Cartas de Paraty [#6]

Paraty, 06.07.2013 ["Porque ler importa. Porque a beleza importa"]

Nino e Kátia,

Para vocês que viram a Lila Azam Zanganeh no programa do Jô, devo dizer que o charme e a inteligência dela não resultam de meros efeitos televisivos. Asseguro-lhes: ao vivo, ela é ainda mais exuberante. Ela e Francisco Bosco protagonizaram uma das mesas mais simpáticas que assisti, aqui na FLIP. O estilo dela vocês conhecem; já o Bosco, que é doutor em teoria literária, tem um jeito pedagógico de abordar temas bastante filosóficos, mas é tão cristalino no que diz que dilui qualquer risco de pedantismo. Lila falou da felicidade e do êxtase em Nabokov, que é o tema de seu livro 'O Encantador'. Bosco apoiou-se na visão de prazer, como conforto, e gozo, no limiar da ruptura, em Roland Barthes, que é a especialidade dele. A propósito a mesa tinha o mesmo nome de um livro de Barthes: 'O prazer do texto'. Permitam-me compartilhar com vocês uma fala muito bacana da Lila, referenciada, naturalmente, em Nabokov: "Toda história de amor é uma história de transgressão; como transgredir no século XX em que tudo é permitido, senão o incesto e a pedofilia?" Não por outra razão, exatamente, incesto e pedofilia são os temas centrais de Lolita, o livro mais conhecido daquele escritor russo-americano. Fico, agora, com a tarefa de ler 'O Encantador' e dizer para vocês dois se, como escritora, Lila Azam Zanganeh é tão impressionante quanto a sua presença sugere. Comprei o livro e, claro, fui atrás do autógrafo. Está aí a foto para não me acharem mentiroso. Mudando um pouco de assunto, quero lhes dizer que só não gostei de um ponto: é que o Bosco confessou que tentou desestimular a Lila de ler Grande Sertão, de Guimarães Rosa, por causa da complexidade de sua linguagem. Sempre que escuto isso, acho uma grande besteira. Uma pessoa que já fala sete línguas, como ela, facilmente aprenderia uma oitava, a língua sertaneja de Rosa.
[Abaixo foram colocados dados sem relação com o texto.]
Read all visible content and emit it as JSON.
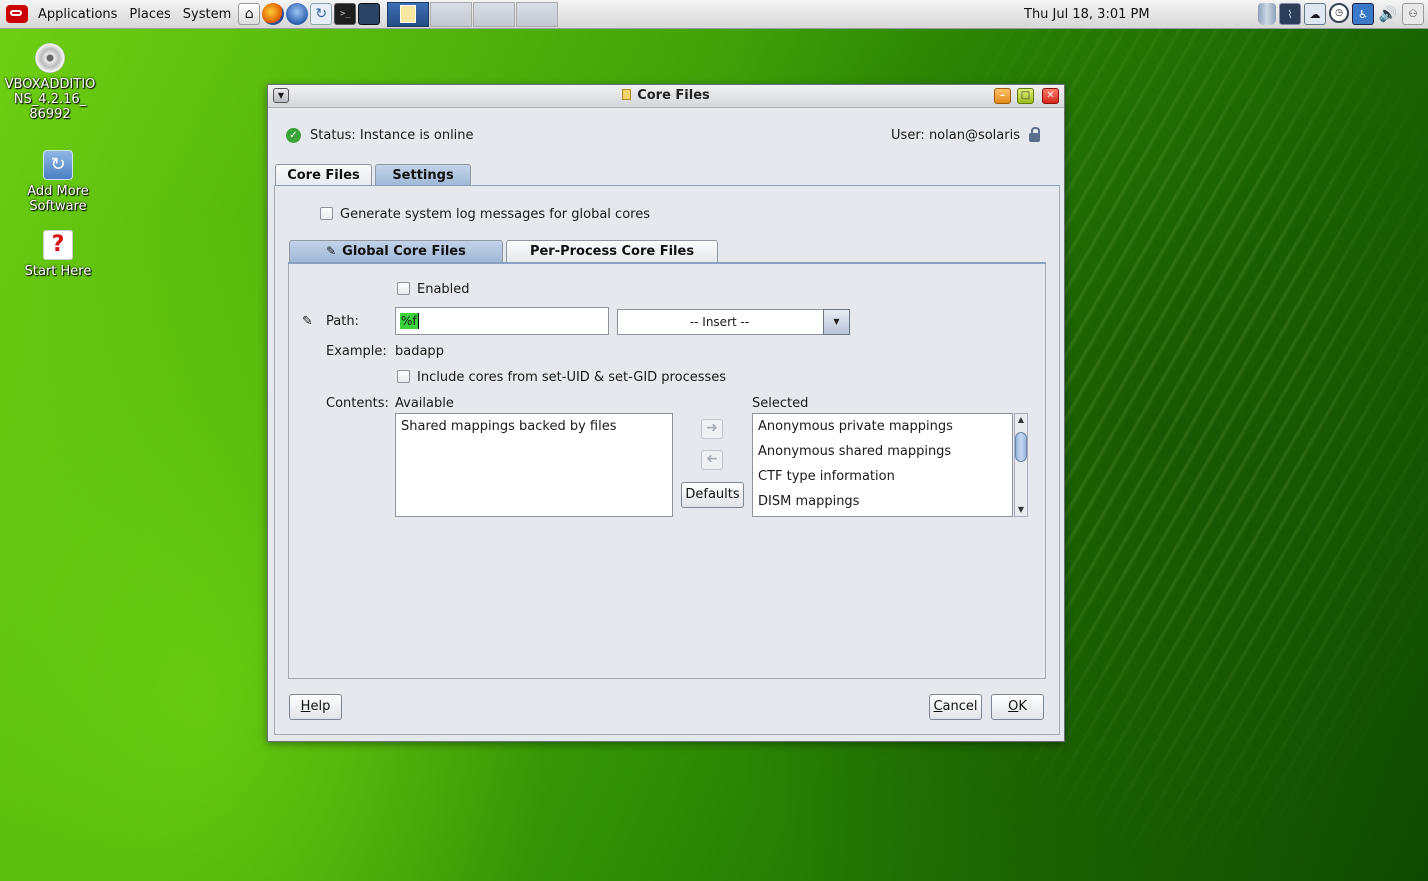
{
  "panel": {
    "menus": [
      "Applications",
      "Places",
      "System"
    ],
    "clock": "Thu Jul 18,  3:01 PM"
  },
  "desktop": {
    "icons": [
      {
        "label": "VBOXADDITIONS_4.2.16_86992",
        "line1": "VBOXADDITIO",
        "line2": "NS_4.2.16_",
        "line3": "86992"
      },
      {
        "label": "Add More Software",
        "line1": "Add More",
        "line2": "Software"
      },
      {
        "label": "Start Here",
        "line1": "Start Here"
      }
    ]
  },
  "window": {
    "title": "Core Files",
    "status": "Status: Instance is online",
    "user": "User: nolan@solaris",
    "tabs": [
      {
        "label": "Core Files",
        "selected": false
      },
      {
        "label": "Settings",
        "selected": true
      }
    ],
    "settings": {
      "syslog_label": "Generate system log messages for global cores",
      "syslog_checked": false,
      "subtabs": [
        {
          "label": "Global Core Files",
          "selected": true
        },
        {
          "label": "Per-Process Core Files",
          "selected": false
        }
      ],
      "enabled_label": "Enabled",
      "enabled_checked": false,
      "path_label": "Path:",
      "path_value": "%f",
      "insert_value": "-- Insert --",
      "example_label": "Example:",
      "example_value": "badapp",
      "setuid_label": "Include cores from set-UID & set-GID processes",
      "setuid_checked": false,
      "contents_label": "Contents:",
      "available_label": "Available",
      "selected_label": "Selected",
      "available_items": [
        "Shared mappings backed by files"
      ],
      "selected_items": [
        "Anonymous private mappings",
        "Anonymous shared mappings",
        "CTF type information",
        "DISM mappings"
      ],
      "defaults_label": "Defaults"
    },
    "buttons": {
      "help_pre": "",
      "help_u": "H",
      "help_post": "elp",
      "cancel_pre": "",
      "cancel_u": "C",
      "cancel_post": "ancel",
      "ok_pre": "",
      "ok_u": "O",
      "ok_post": "K"
    }
  }
}
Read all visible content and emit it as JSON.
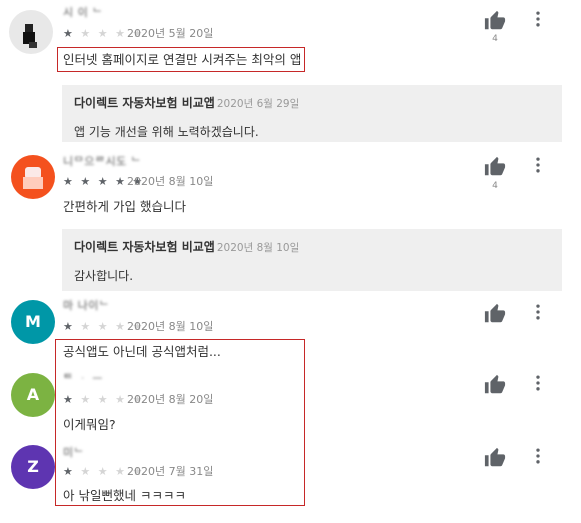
{
  "reviews": [
    {
      "name": "시 이 ᄂ",
      "rating": 1,
      "stars_on": "★",
      "stars_off": "★ ★ ★ ★",
      "date": "2020년 5월 20일",
      "text": "인터넷 홈페이지로 연결만 시켜주는 최악의 앱",
      "likes": "4",
      "avatar_color": "#e8e8e8",
      "reply": {
        "developer": "다이렉트 자동차보험 비교앱",
        "date": "2020년 6월 29일",
        "text": "앱 기능 개선을 위해 노력하겠습니다."
      }
    },
    {
      "name": "니ᄆ으ᄅ시도 ᄂ",
      "rating": 5,
      "stars_on": "★ ★ ★ ★ ★",
      "stars_off": "",
      "date": "2020년 8월 10일",
      "text": "간편하게 가입 했습니다",
      "likes": "4",
      "avatar_color": "#f4511e",
      "reply": {
        "developer": "다이렉트 자동차보험 비교앱",
        "date": "2020년 8월 10일",
        "text": "감사합니다."
      }
    },
    {
      "name": "마 나이ᄂ",
      "rating": 1,
      "stars_on": "★",
      "stars_off": "★ ★ ★ ★",
      "date": "2020년 8월 10일",
      "text": "공식앱도 아닌데 공식앱처럼...",
      "likes": "",
      "avatar_color": "#0097a7"
    },
    {
      "name": "ᄐ ᆞ ᅳ",
      "rating": 1,
      "stars_on": "★",
      "stars_off": "★ ★ ★ ★",
      "date": "2020년 8월 20일",
      "text": "이게뭐임?",
      "likes": "",
      "avatar_color": "#7cb342"
    },
    {
      "name": "미ᄂ",
      "rating": 1,
      "stars_on": "★",
      "stars_off": "★ ★ ★ ★",
      "date": "2020년 7월 31일",
      "text": "아 낚일뻔했네 ㅋㅋㅋㅋ",
      "likes": "",
      "avatar_color": "#5e35b1"
    }
  ],
  "colors": {
    "highlight_border": "#c62828",
    "reply_background": "#efefef"
  },
  "icons": {
    "like": "thumbs-up-icon",
    "more": "more-vert-icon"
  }
}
Quem fala apenas uma também consegue. Desde o momento em que você se permite ser levado pela sonoridade, a linguagem roseana fica simples. Difícil, quase impossível, é prescrutar os infindáveis abismos do sertão...

Bom fim de semana.

[Tomando autógrafo de Lila Azam Zanganeh]
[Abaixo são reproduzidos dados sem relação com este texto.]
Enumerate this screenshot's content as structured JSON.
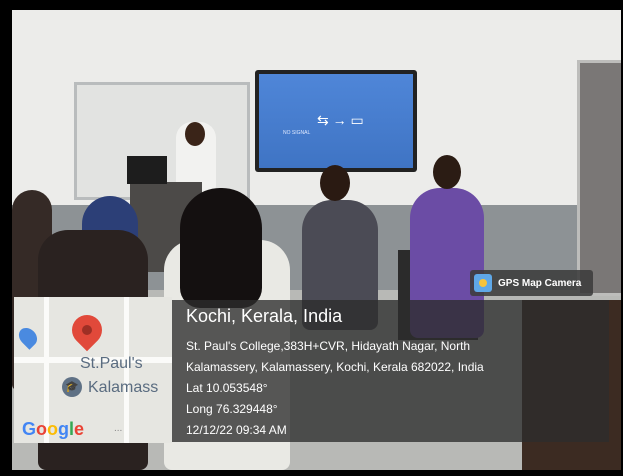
{
  "gps_badge": {
    "icon": "camera-icon",
    "label": "GPS Map Camera"
  },
  "location": {
    "title": "Kochi, Kerala, India",
    "address_line_1": "St. Paul's College,383H+CVR, Hidayath Nagar, North",
    "address_line_2": "Kalamassery, Kalamassery, Kochi, Kerala 682022, India",
    "latitude": "Lat 10.053548°",
    "longitude": "Long 76.329448°",
    "timestamp": "12/12/22 09:34 AM"
  },
  "map": {
    "place_label_1": "St.Paul's",
    "place_label_2": "Kalamass",
    "brand": "Google",
    "brand_colors": [
      "#4285F4",
      "#EA4335",
      "#FBBC05",
      "#4285F4",
      "#34A853",
      "#EA4335"
    ],
    "more": "..."
  },
  "tv_screen": {
    "text": "NO SIGNAL"
  }
}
[A mesa 'O prazer do texto' vista na tenda do Telão]

[Se essa foto tivesse áudio, você ouviriam Lila falando em português]

2 comentários:

Enio Eduardo disse...
Este comentário foi removido pelo autor.
Enio Eduardo disse...

Caro Flávio, muito obrigado mesmo pela carta de Paraty [#6].

Acreditei desde o dia que vi a Lila no Programa do Jô, que ela é mesmo exuberante.
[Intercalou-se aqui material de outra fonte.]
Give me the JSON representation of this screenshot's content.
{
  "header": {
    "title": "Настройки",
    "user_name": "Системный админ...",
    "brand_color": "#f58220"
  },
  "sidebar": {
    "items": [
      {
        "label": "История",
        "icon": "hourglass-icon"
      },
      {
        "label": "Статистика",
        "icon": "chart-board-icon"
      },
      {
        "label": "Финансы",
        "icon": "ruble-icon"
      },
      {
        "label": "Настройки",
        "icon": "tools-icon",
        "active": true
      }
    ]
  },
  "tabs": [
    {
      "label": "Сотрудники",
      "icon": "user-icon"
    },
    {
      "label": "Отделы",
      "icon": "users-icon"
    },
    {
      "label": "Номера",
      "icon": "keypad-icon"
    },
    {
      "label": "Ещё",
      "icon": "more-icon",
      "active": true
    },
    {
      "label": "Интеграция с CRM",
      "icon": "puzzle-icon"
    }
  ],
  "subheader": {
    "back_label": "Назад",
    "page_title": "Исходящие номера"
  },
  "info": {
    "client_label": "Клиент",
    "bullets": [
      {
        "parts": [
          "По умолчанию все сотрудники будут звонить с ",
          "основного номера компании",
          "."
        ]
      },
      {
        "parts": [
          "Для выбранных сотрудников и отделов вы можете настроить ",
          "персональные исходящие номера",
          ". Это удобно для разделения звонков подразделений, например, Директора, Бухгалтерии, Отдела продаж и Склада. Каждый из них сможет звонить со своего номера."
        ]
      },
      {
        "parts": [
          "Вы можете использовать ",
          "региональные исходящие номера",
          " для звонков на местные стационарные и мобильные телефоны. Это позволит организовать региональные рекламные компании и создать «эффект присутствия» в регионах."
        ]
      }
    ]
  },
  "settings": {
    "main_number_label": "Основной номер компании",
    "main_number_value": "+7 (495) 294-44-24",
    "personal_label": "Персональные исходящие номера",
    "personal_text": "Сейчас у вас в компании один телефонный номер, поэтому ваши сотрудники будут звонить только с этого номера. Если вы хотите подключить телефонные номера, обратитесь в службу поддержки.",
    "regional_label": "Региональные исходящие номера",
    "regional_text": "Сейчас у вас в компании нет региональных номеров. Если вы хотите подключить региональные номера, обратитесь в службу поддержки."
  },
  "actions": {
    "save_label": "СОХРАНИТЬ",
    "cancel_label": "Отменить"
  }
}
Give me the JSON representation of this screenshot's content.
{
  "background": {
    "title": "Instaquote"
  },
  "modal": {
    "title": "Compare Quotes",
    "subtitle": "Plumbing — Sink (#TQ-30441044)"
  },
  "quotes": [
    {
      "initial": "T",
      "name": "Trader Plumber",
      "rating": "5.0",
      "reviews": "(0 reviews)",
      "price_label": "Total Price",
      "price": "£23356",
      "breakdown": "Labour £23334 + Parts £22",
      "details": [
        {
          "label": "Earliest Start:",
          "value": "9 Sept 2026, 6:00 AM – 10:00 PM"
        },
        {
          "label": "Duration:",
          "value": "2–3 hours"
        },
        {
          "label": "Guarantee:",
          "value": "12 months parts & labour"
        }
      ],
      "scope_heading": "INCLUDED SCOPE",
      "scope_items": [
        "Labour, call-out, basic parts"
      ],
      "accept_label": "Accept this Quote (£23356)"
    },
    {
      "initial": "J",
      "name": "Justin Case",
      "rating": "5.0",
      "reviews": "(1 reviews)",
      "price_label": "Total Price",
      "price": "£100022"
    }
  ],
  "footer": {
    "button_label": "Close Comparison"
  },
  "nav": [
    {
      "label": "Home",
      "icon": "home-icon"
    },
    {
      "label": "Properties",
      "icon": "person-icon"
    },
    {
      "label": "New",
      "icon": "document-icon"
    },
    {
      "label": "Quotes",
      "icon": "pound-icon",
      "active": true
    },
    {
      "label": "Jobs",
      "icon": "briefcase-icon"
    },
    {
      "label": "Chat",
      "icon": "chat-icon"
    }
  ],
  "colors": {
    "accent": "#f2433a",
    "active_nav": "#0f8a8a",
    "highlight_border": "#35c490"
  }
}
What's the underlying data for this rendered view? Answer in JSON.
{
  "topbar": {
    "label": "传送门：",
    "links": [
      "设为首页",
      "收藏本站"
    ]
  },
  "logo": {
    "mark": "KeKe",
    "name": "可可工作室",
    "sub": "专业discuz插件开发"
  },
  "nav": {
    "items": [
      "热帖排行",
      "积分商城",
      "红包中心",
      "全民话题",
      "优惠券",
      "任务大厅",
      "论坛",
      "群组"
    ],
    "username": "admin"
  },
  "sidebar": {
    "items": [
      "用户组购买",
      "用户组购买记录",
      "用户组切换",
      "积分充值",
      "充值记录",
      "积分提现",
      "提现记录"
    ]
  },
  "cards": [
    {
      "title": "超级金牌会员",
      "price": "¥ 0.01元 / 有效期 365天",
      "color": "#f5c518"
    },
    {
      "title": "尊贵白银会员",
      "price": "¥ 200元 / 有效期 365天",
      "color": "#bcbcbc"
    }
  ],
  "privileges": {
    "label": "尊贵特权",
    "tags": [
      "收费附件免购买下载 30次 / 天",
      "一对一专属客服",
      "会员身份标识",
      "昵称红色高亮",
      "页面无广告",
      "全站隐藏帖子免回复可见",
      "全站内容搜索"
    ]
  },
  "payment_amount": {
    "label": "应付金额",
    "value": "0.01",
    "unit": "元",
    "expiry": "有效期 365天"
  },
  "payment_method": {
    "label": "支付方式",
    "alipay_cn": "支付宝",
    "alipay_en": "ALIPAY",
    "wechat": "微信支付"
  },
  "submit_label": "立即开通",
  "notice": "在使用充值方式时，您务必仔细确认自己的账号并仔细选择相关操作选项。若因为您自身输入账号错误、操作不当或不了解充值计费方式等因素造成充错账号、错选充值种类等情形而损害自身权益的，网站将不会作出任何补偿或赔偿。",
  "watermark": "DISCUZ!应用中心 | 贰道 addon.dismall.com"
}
Essa sua descrição do momento da mesa em que ela participou é mesmo um verdadeiro relato do Embaixador setelagoano-mineiro neste "país" da arte literária que é o FLIP.

Se tem inveja boa (não sei qual expressão seria melhor), considere que é o sentimento que tenho agora de você, principalmente neste momento do autógrafo.

Abraço amigo do Nino Pereira (Enio).

Bom Fim de Semana e breve regresso com a mente renovada e cheia de boas histórias para contar.